Berejiklian made the announcement this afternoon after NSW recorded 29 new community Covid infections earlier today - the biggest rise in daily cases since the latest outbreak began. Seventeen of those cases were announced yesterday.
Cases were identified beyond the four council areas that went into lockdown last night: Woollahra, Waverley, Randwick and City of Sydney.
Infectious cases in community for 'days'
Speaking about the factors which led to the decision, NSW's chief health officer Dr Kerry Chant said there have been a large amount of unknowingly infectious cases in the community for "a number of days".
According to Chant, contact tracers were able to identify a missing link between exposure venues which "unearthed a large number of cases". Among this was a workplace cluster, and other cases which have been linked to that transmission.
"That's why the concern is there," she said. "We now know that there have been a lot of people infectious in the community (which has) come out of unearthing this chain of transmission."
'Think twice before leaving home'
NSW Health Minister Brad Hazzard called on NSW residents to stay at home, stressing to employers to implement work-from-home orders where possible.
"That's a clear requirement to stop the movement around our communities," he said. "So again, I apologise to the business sector, but I think we've found that we can be extremely productive with our workers working at home and certainly to allow them to do that will minimise at least one group of people from moving around unnecessarily."
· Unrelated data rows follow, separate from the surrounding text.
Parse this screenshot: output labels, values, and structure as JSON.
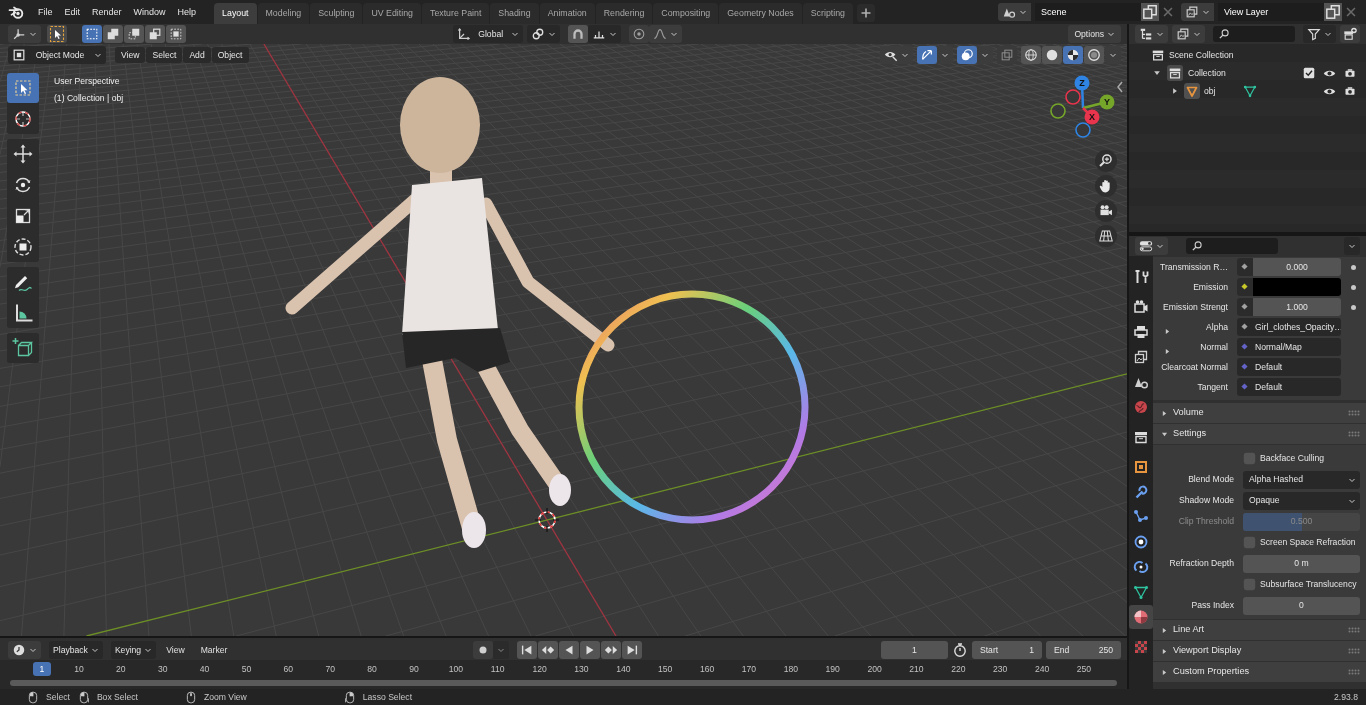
{
  "topbar": {
    "menus": [
      "File",
      "Edit",
      "Render",
      "Window",
      "Help"
    ],
    "workspaces": [
      {
        "label": "Layout",
        "selected": true
      },
      {
        "label": "Modeling",
        "selected": false
      },
      {
        "label": "Sculpting",
        "selected": false
      },
      {
        "label": "UV Editing",
        "selected": false
      },
      {
        "label": "Texture Paint",
        "selected": false
      },
      {
        "label": "Shading",
        "selected": false
      },
      {
        "label": "Animation",
        "selected": false
      },
      {
        "label": "Rendering",
        "selected": false
      },
      {
        "label": "Compositing",
        "selected": false
      },
      {
        "label": "Geometry Nodes",
        "selected": false
      },
      {
        "label": "Scripting",
        "selected": false
      }
    ],
    "scene": "Scene",
    "view_layer": "View Layer"
  },
  "viewport": {
    "tool_header": {
      "select_modes": [
        {
          "kind": "set",
          "selected": true
        },
        {
          "kind": "extend",
          "selected": false
        },
        {
          "kind": "subtract",
          "selected": false
        },
        {
          "kind": "invert",
          "selected": false
        },
        {
          "kind": "intersect",
          "selected": false
        }
      ],
      "transform_orientation": "Global",
      "options": "Options"
    },
    "header": {
      "mode": "Object Mode",
      "menus": [
        "View",
        "Select",
        "Add",
        "Object"
      ],
      "gizmos": true,
      "overlays": true,
      "xray": false,
      "shading": [
        {
          "kind": "wireframe",
          "selected": false
        },
        {
          "kind": "solid",
          "selected": false
        },
        {
          "kind": "material",
          "selected": true
        },
        {
          "kind": "rendered",
          "selected": false
        }
      ]
    },
    "info": [
      "User Perspective",
      "(1) Collection | obj"
    ],
    "tool_groups": [
      [
        {
          "kind": "select-box",
          "selected": true
        },
        {
          "kind": "cursor",
          "selected": false
        }
      ],
      [
        {
          "kind": "move",
          "selected": false
        },
        {
          "kind": "rotate",
          "selected": false
        },
        {
          "kind": "scale",
          "selected": false
        },
        {
          "kind": "transform",
          "selected": false
        }
      ],
      [
        {
          "kind": "annotate",
          "selected": false
        },
        {
          "kind": "measure",
          "selected": false
        }
      ],
      [
        {
          "kind": "add-cube",
          "selected": false
        }
      ]
    ],
    "axes": [
      "Z",
      "Y",
      "X"
    ]
  },
  "outliner": {
    "tree": [
      {
        "kind": "scene-collection",
        "label": "Scene Collection",
        "children": [
          {
            "kind": "collection",
            "label": "Collection",
            "expanded": true,
            "checked": true,
            "children": [
              {
                "kind": "object",
                "label": "obj",
                "expanded": false
              }
            ]
          }
        ]
      }
    ]
  },
  "properties": {
    "tab_groups": [
      [
        {
          "kind": "tool",
          "selected": false
        }
      ],
      [
        {
          "kind": "render",
          "selected": false
        },
        {
          "kind": "output",
          "selected": false
        },
        {
          "kind": "view-layer",
          "selected": false
        },
        {
          "kind": "scene",
          "selected": false
        },
        {
          "kind": "world",
          "selected": false
        }
      ],
      [
        {
          "kind": "collection",
          "selected": false
        }
      ],
      [
        {
          "kind": "object",
          "selected": false
        },
        {
          "kind": "modifier",
          "selected": false
        },
        {
          "kind": "particles",
          "selected": false
        },
        {
          "kind": "physics",
          "selected": false
        },
        {
          "kind": "constraints",
          "selected": false
        },
        {
          "kind": "mesh-data",
          "selected": false
        },
        {
          "kind": "material",
          "selected": true
        }
      ],
      [
        {
          "kind": "texture",
          "selected": false
        }
      ]
    ],
    "inputs": [
      {
        "kind": "value",
        "label": "Transmission R…",
        "value": "0.000",
        "color": "#a1a1a1",
        "decorator": true
      },
      {
        "kind": "color",
        "label": "Emission",
        "color": "#c7c729",
        "decorator": true
      },
      {
        "kind": "value",
        "label": "Emission Strengt",
        "value": "1.000",
        "color": "#a1a1a1",
        "decorator": true
      },
      {
        "kind": "link",
        "label": "Alpha",
        "value": "Girl_clothes_Opacity…",
        "color": "#a1a1a1",
        "decorator": false,
        "expanded": false
      },
      {
        "kind": "link",
        "label": "Normal",
        "value": "Normal/Map",
        "color": "#6363c7",
        "decorator": false,
        "expanded": false
      },
      {
        "kind": "vector",
        "label": "Clearcoat Normal",
        "value": "Default",
        "color": "#6363c7",
        "decorator": false
      },
      {
        "kind": "vector",
        "label": "Tangent",
        "value": "Default",
        "color": "#6363c7",
        "decorator": false
      }
    ],
    "panels": [
      {
        "title": "Volume",
        "expanded": false
      },
      {
        "title": "Settings",
        "expanded": true,
        "rows": [
          {
            "kind": "checkbox",
            "label": "Backface Culling",
            "checked": false,
            "disabled": false
          },
          {
            "kind": "dropdown",
            "label": "Blend Mode",
            "value": "Alpha Hashed",
            "disabled": false
          },
          {
            "kind": "dropdown",
            "label": "Shadow Mode",
            "value": "Opaque",
            "disabled": false
          },
          {
            "kind": "slider",
            "label": "Clip Threshold",
            "value": "0.500",
            "level": 0.5,
            "disabled": true
          },
          {
            "kind": "checkbox",
            "label": "Screen Space Refraction",
            "checked": false,
            "disabled": false
          },
          {
            "kind": "number",
            "label": "Refraction Depth",
            "value": "0 m",
            "disabled": false
          },
          {
            "kind": "checkbox",
            "label": "Subsurface Translucency",
            "checked": false,
            "disabled": false
          },
          {
            "kind": "number",
            "label": "Pass Index",
            "value": "0",
            "disabled": false
          }
        ]
      },
      {
        "title": "Line Art",
        "expanded": false
      },
      {
        "title": "Viewport Display",
        "expanded": false
      },
      {
        "title": "Custom Properties",
        "expanded": false
      }
    ]
  },
  "timeline": {
    "menus": [
      {
        "label": "Playback",
        "dropdown": true
      },
      {
        "label": "Keying",
        "dropdown": true
      },
      {
        "label": "View",
        "dropdown": false
      },
      {
        "label": "Marker",
        "dropdown": false
      }
    ],
    "auto_keying": false,
    "current_frame": "1",
    "start_label": "Start",
    "start": "1",
    "end_label": "End",
    "end": "250",
    "ruler_current": "1",
    "ruler": [
      "10",
      "20",
      "30",
      "40",
      "50",
      "60",
      "70",
      "80",
      "90",
      "100",
      "110",
      "120",
      "130",
      "140",
      "150",
      "160",
      "170",
      "180",
      "190",
      "200",
      "210",
      "220",
      "230",
      "240",
      "250"
    ]
  },
  "statusbar": {
    "hints": [
      {
        "kind": "left-click",
        "label": "Select"
      },
      {
        "kind": "left-drag",
        "label": "Box Select"
      },
      {
        "kind": "middle-click",
        "label": "Zoom View"
      },
      {
        "kind": "right-drag",
        "label": "Lasso Select"
      }
    ],
    "version": "2.93.8"
  }
}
He once again asked people to cease "moving around" in order to "defeat the virus".
"Don't play games with yourself and with the community. Please stay at home unless you really need to go out or you have one of the four reasons, and even then, think twice before you do it."
New rules for regional NSW
Berejiklian said the parts of regional NSW that aren't going into lockdown will have to observe restrictions that have been in place for broader Sydney since the recent cluster.
They are:
- No more than five visitors in people's homes
- All hospitality has to be seated - one person per four square metres
- 50 per cent capacity for outdoor events
- Indoor mask wearing and restrictions in relation to funerals and weddings
"So for those parts of New South Wales that aren't in lockdown, restrictions still apply because we want to make sure that if there have been any occasions where people unknowingly have taken the virus outside into the regions, that we don't have any spread in those regions," she said.